As of January 13, 2022, 47.9% of the rural population was completely vaccinated for Covid-19. In metropolitan counties, 61.1% of the population was completely vaccinated.
That makes the rural rate about 22% lower than the urban rate (on a percentage-point basis, the difference is 13.2 points). Currently, the death rate from Covid-19 is about 30% higher in rural counties than in metropolitan counties, according to a Daily Yonder analysis. The rate of new infections is about 25% lower in rural counties compared to metropolitan ones.
- Massachusetts retained its position at the top of the list of states with the highest rural vaccination rate, followed by Connecticut, Arizona, Maine, Hawaii, and New Hampshire.
- Arizona had the largest percentage-point gain in its rural vaccination rate over the past month. The state’s rural rate grew by 2.9 percentage points, to 70.3%. Pennsylvania’s rural rate grew by 2.5 points to 48.2%. And Virginia’s rural rate grew by 2 percentage points to 45.6%.
- The rural vaccination rate is higher than the metropolitan rate in only four states: Arizona (73.0% rural vs. 55.6% metro); Massachusetts (78.5% rural vs. 72.0% metro); New Hampshire (65.8% rural vs. 62.8% metro); and Alaska (59.5% rural vs. 53.9% metro).
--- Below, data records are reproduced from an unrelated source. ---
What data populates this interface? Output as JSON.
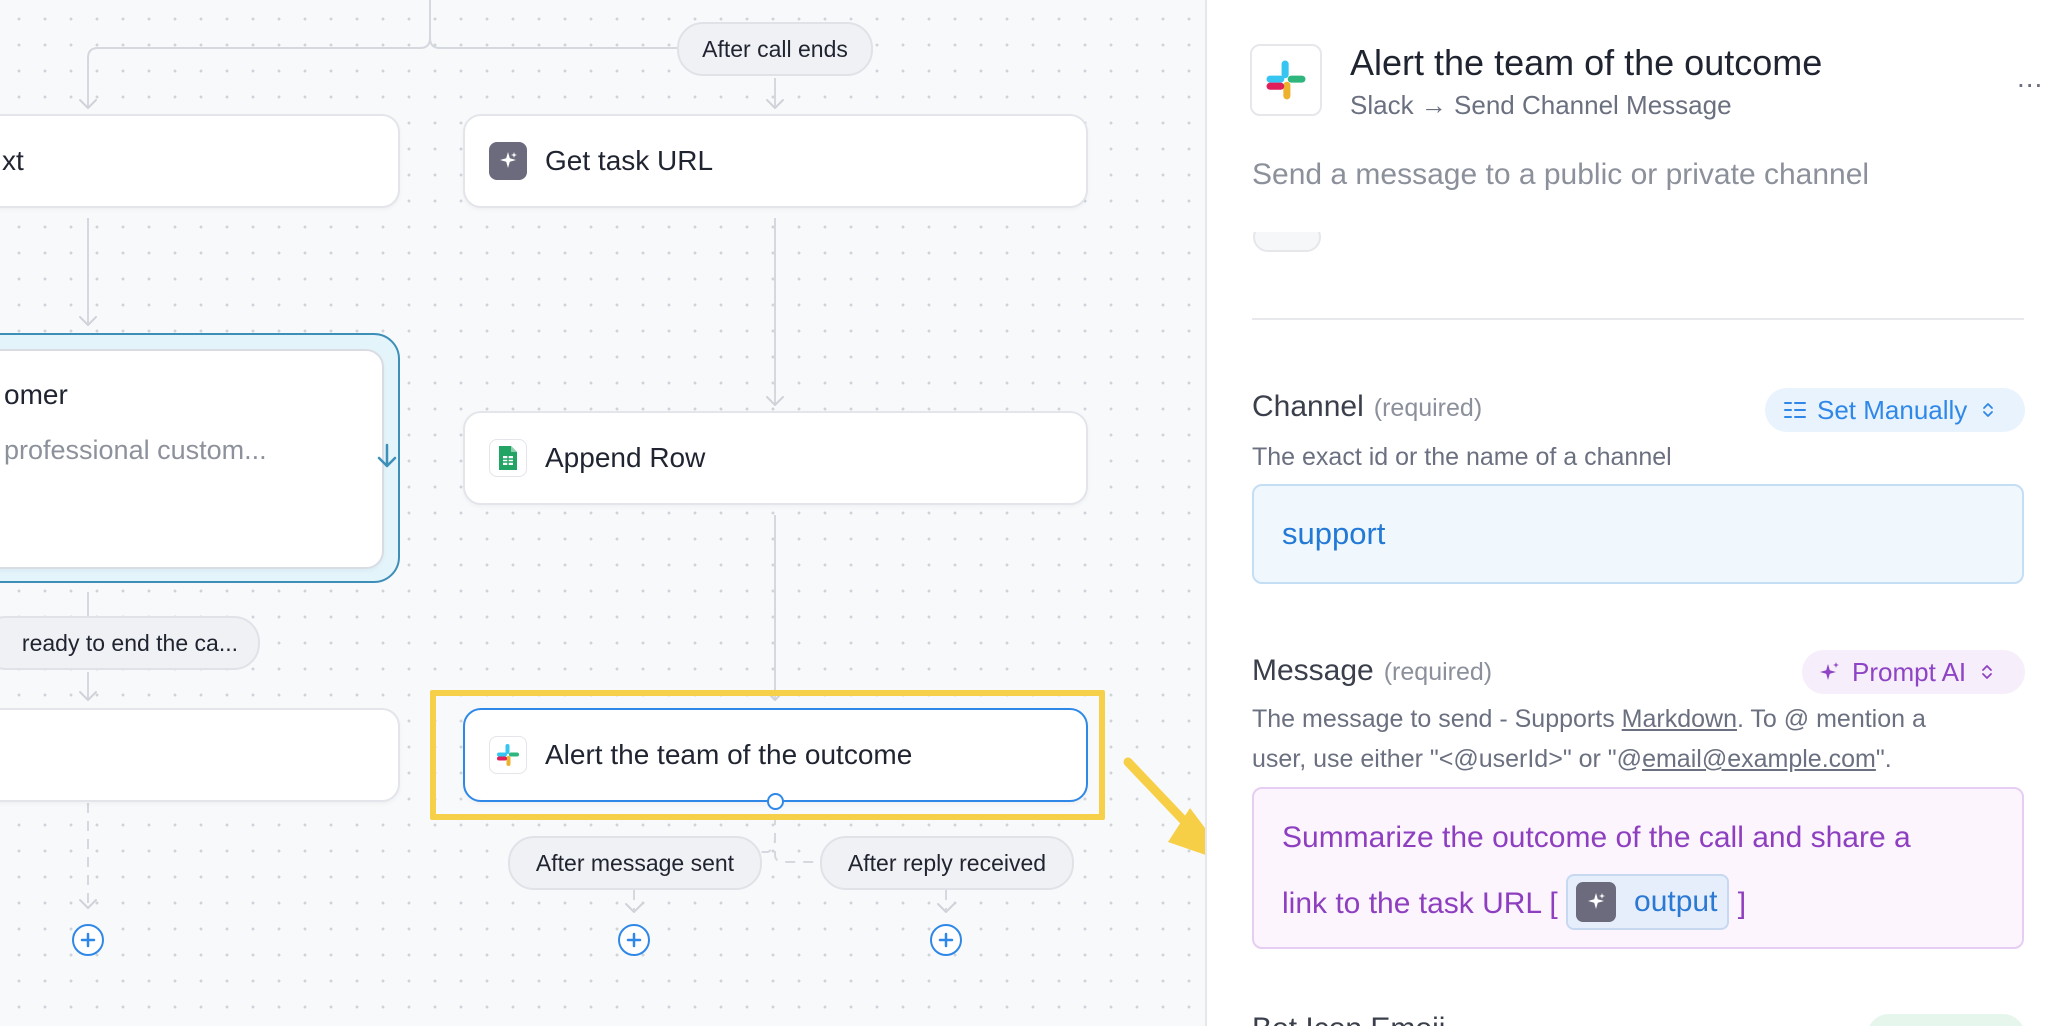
{
  "canvas": {
    "pills": {
      "after_call_ends": "After call ends",
      "ready_to_end": "ready to end the ca...",
      "after_message_sent": "After message sent",
      "after_reply_received": "After reply received"
    },
    "nodes": {
      "left_top_partial": "xt",
      "get_task_url": "Get task URL",
      "customer_title_partial": "omer",
      "customer_desc_partial": "professional custom...",
      "append_row": "Append Row",
      "alert_team": "Alert the team of the outcome"
    },
    "icons": {
      "ai": "sparkle-icon",
      "sheets": "google-sheets-icon",
      "slack": "slack-icon",
      "add": "plus-circle-icon"
    },
    "highlight_color": "#f7d04a",
    "selected_color": "#2f88e8"
  },
  "panel": {
    "title": "Alert the team of the outcome",
    "subtitle": "Slack → Send Channel Message",
    "description": "Send a message to a public or private channel",
    "more_menu": "...",
    "channel": {
      "label": "Channel",
      "required": "(required)",
      "mode": "Set Manually",
      "help": "The exact id or the name of a channel",
      "value": "support"
    },
    "message": {
      "label": "Message",
      "required": "(required)",
      "mode": "Prompt AI",
      "help_1": "The message to send - Supports ",
      "help_markdown": "Markdown",
      "help_2": ". To @ mention a",
      "help_3": "user, use either \"<@userId>\" or \"@",
      "help_email": "email@example.com",
      "help_4": "\".",
      "value_line1": "Summarize the outcome of the call and share a",
      "value_line2": "link to the task URL [",
      "token": "output",
      "value_close": "]"
    },
    "next_field_partial": "Bot Icon Emoji"
  }
}
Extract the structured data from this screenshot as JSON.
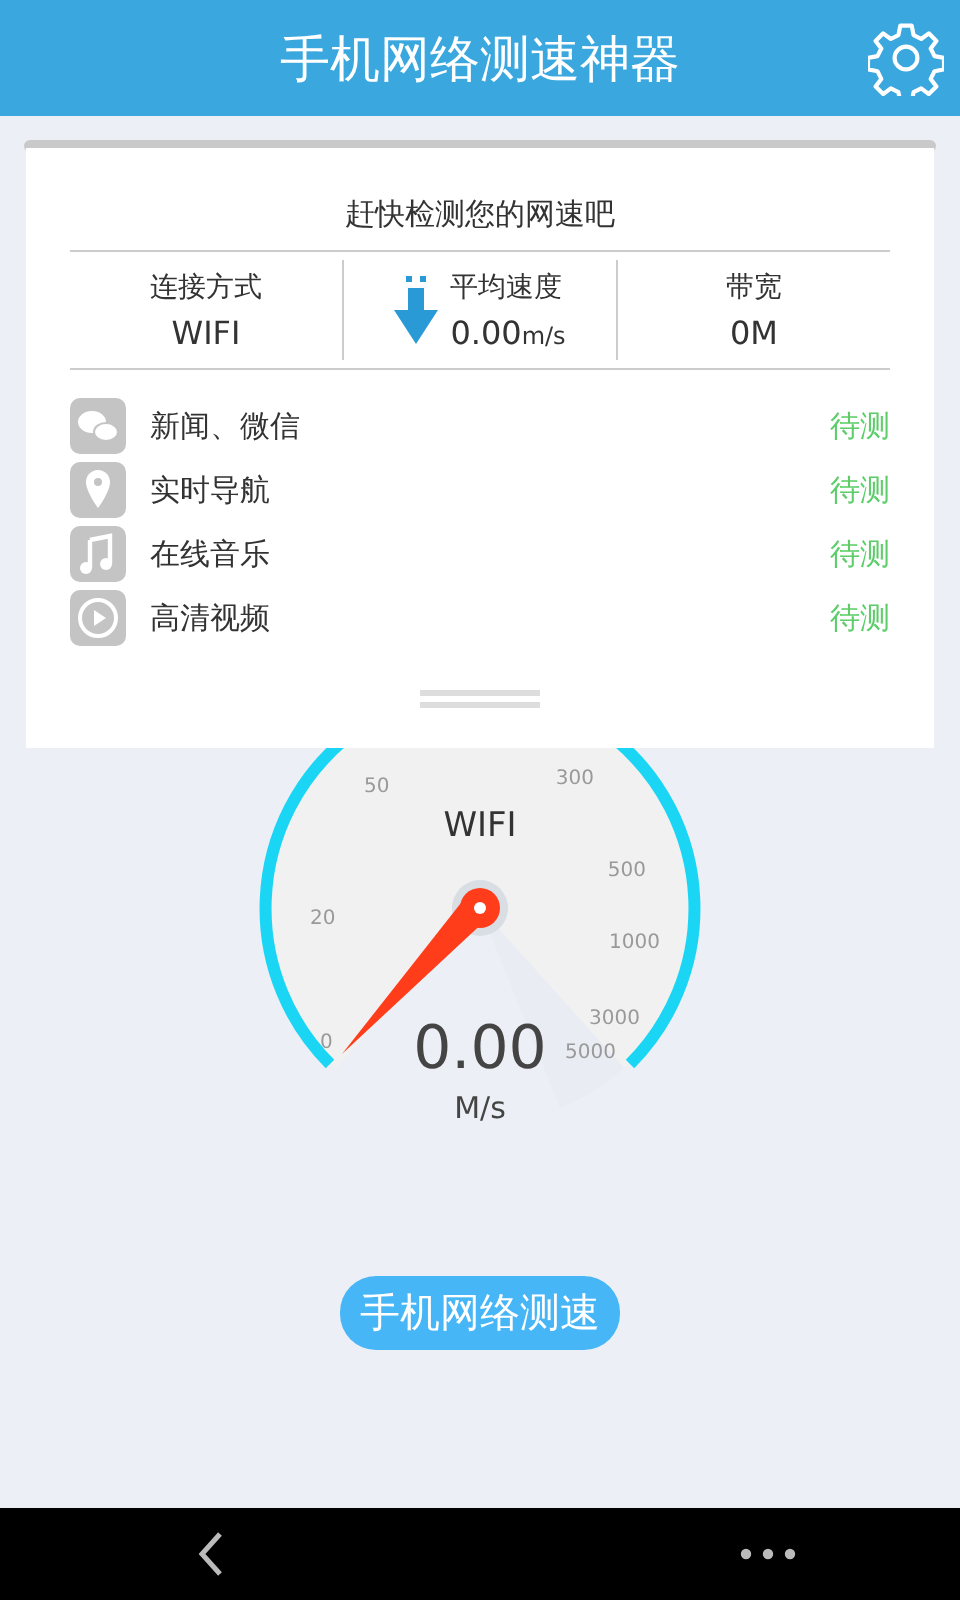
{
  "header": {
    "title": "手机网络测速神器"
  },
  "card": {
    "prompt": "赶快检测您的网速吧",
    "stats": [
      {
        "label": "连接方式",
        "value": "WIFI",
        "kind": "plain"
      },
      {
        "label": "平均速度",
        "value": "0.00",
        "unit": "m/s",
        "kind": "speed"
      },
      {
        "label": "带宽",
        "value": "0M",
        "kind": "plain"
      }
    ],
    "tests": [
      {
        "kind": "chat",
        "label": "新闻、微信",
        "status": "待测"
      },
      {
        "kind": "pin",
        "label": "实时导航",
        "status": "待测"
      },
      {
        "kind": "music",
        "label": "在线音乐",
        "status": "待测"
      },
      {
        "kind": "play",
        "label": "高清视频",
        "status": "待测"
      }
    ]
  },
  "gauge": {
    "network": "WIFI",
    "reading": "0.00",
    "unit": "M/s",
    "left_ticks": [
      "50",
      "20",
      "0"
    ],
    "right_ticks": [
      "300",
      "500",
      "1000",
      "3000",
      "5000"
    ]
  },
  "start_button": "手机网络测速"
}
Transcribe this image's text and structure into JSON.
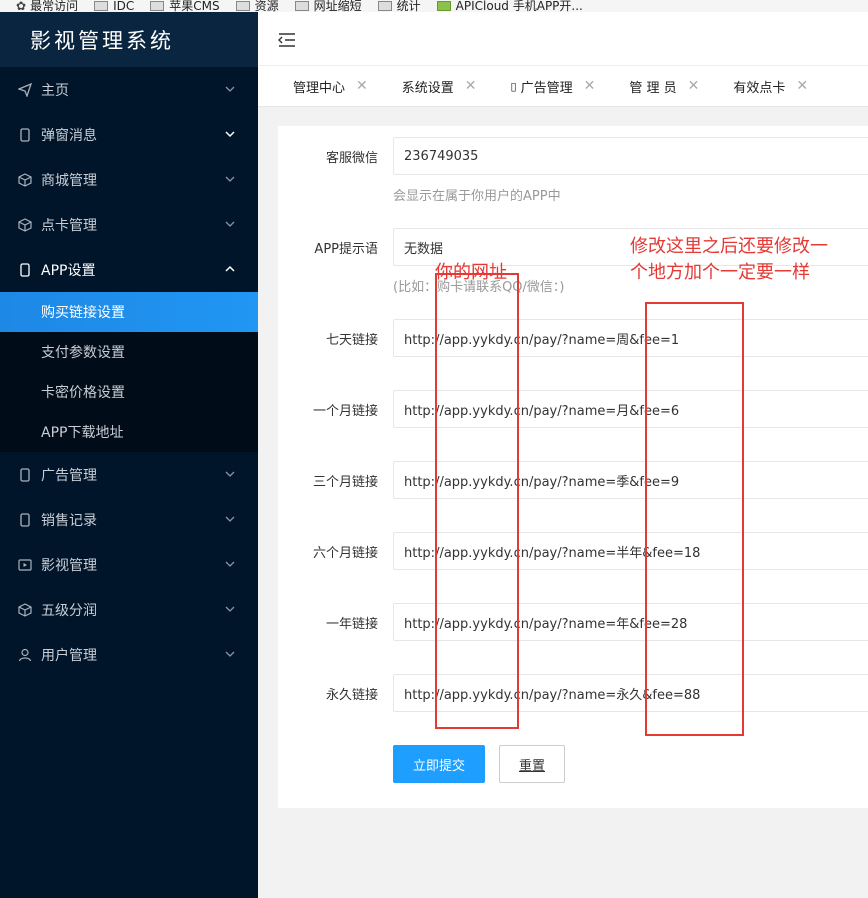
{
  "bookmarks": [
    {
      "label": "最常访问",
      "icon": "gear-icon"
    },
    {
      "label": "IDC",
      "icon": "folder-icon"
    },
    {
      "label": "苹果CMS",
      "icon": "folder-icon"
    },
    {
      "label": "资源",
      "icon": "folder-icon"
    },
    {
      "label": "网址缩短",
      "icon": "folder-icon"
    },
    {
      "label": "统计",
      "icon": "folder-icon"
    },
    {
      "label": "APICloud 手机APP开...",
      "icon": "apicloud-icon"
    }
  ],
  "app": {
    "title": "影视管理系统"
  },
  "sidebar": {
    "items": [
      {
        "label": "主页",
        "icon": "paper-plane-icon"
      },
      {
        "label": "弹窗消息",
        "icon": "phone-icon"
      },
      {
        "label": "商城管理",
        "icon": "cube-icon"
      },
      {
        "label": "点卡管理",
        "icon": "cube-icon"
      },
      {
        "label": "APP设置",
        "icon": "phone-icon"
      },
      {
        "label": "广告管理",
        "icon": "phone-icon"
      },
      {
        "label": "销售记录",
        "icon": "phone-icon"
      },
      {
        "label": "影视管理",
        "icon": "video-icon"
      },
      {
        "label": "五级分润",
        "icon": "cube-icon"
      },
      {
        "label": "用户管理",
        "icon": "user-icon"
      }
    ],
    "submenu": [
      {
        "label": "购买链接设置",
        "active": true
      },
      {
        "label": "支付参数设置",
        "active": false
      },
      {
        "label": "卡密价格设置",
        "active": false
      },
      {
        "label": "APP下载地址",
        "active": false
      }
    ]
  },
  "tabs": [
    "管理中心",
    "系统设置",
    "广告管理",
    "管 理 员",
    "有效点卡"
  ],
  "form": {
    "wechat_label": "客服微信",
    "wechat_value": "236749035",
    "wechat_hint": "会显示在属于你用户的APP中",
    "prompt_label": "APP提示语",
    "prompt_value": "无数据",
    "prompt_hint": "(比如：购卡请联系QQ/微信：)",
    "links": [
      {
        "label": "七天链接",
        "value": "http://app.yykdy.cn/pay/?name=周&fee=1"
      },
      {
        "label": "一个月链接",
        "value": "http://app.yykdy.cn/pay/?name=月&fee=6"
      },
      {
        "label": "三个月链接",
        "value": "http://app.yykdy.cn/pay/?name=季&fee=9"
      },
      {
        "label": "六个月链接",
        "value": "http://app.yykdy.cn/pay/?name=半年&fee=18"
      },
      {
        "label": "一年链接",
        "value": "http://app.yykdy.cn/pay/?name=年&fee=28"
      },
      {
        "label": "永久链接",
        "value": "http://app.yykdy.cn/pay/?name=永久&fee=88"
      }
    ],
    "submit_label": "立即提交",
    "reset_label": "重置"
  },
  "annotations": {
    "left_note": "你的网址",
    "right_note_line1": "修改这里之后还要修改一",
    "right_note_line2": "个地方加个一定要一样"
  },
  "colors": {
    "sidebar_bg": "#001529",
    "active_item": "#1e88e5",
    "primary_button": "#1e9fff",
    "annotation": "#e53935"
  }
}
- Florida has the worst gap between its metropolitan and rural vaccination rates. The state’s rural rate of 43.7% is 20 points lower than the metropolitan rate of 63.9%.
- Nebraska’s rural rate was 19 points lower than its rural rate (61.3% metro vs. 42.0% rural).
- Other states with large rural/urban gaps were Illinois (a 16 percentage-point gap); Pennsylvania (15 points); Missouri (14 points); Texas (14 points); and New York (13 points).
- Georgia had the nation's worst rural vaccination rate -- 24.4% of total population. The actual rate is likely higher because of vaccinations that are unallocated, or not assigned to specific counties.
- Missouri had the second lowest rural rate, at 38.4%.
- Rounding out the lowest five states were Alabama (39.5%), Louisiana (40.6%), and Tennessee (41.7%).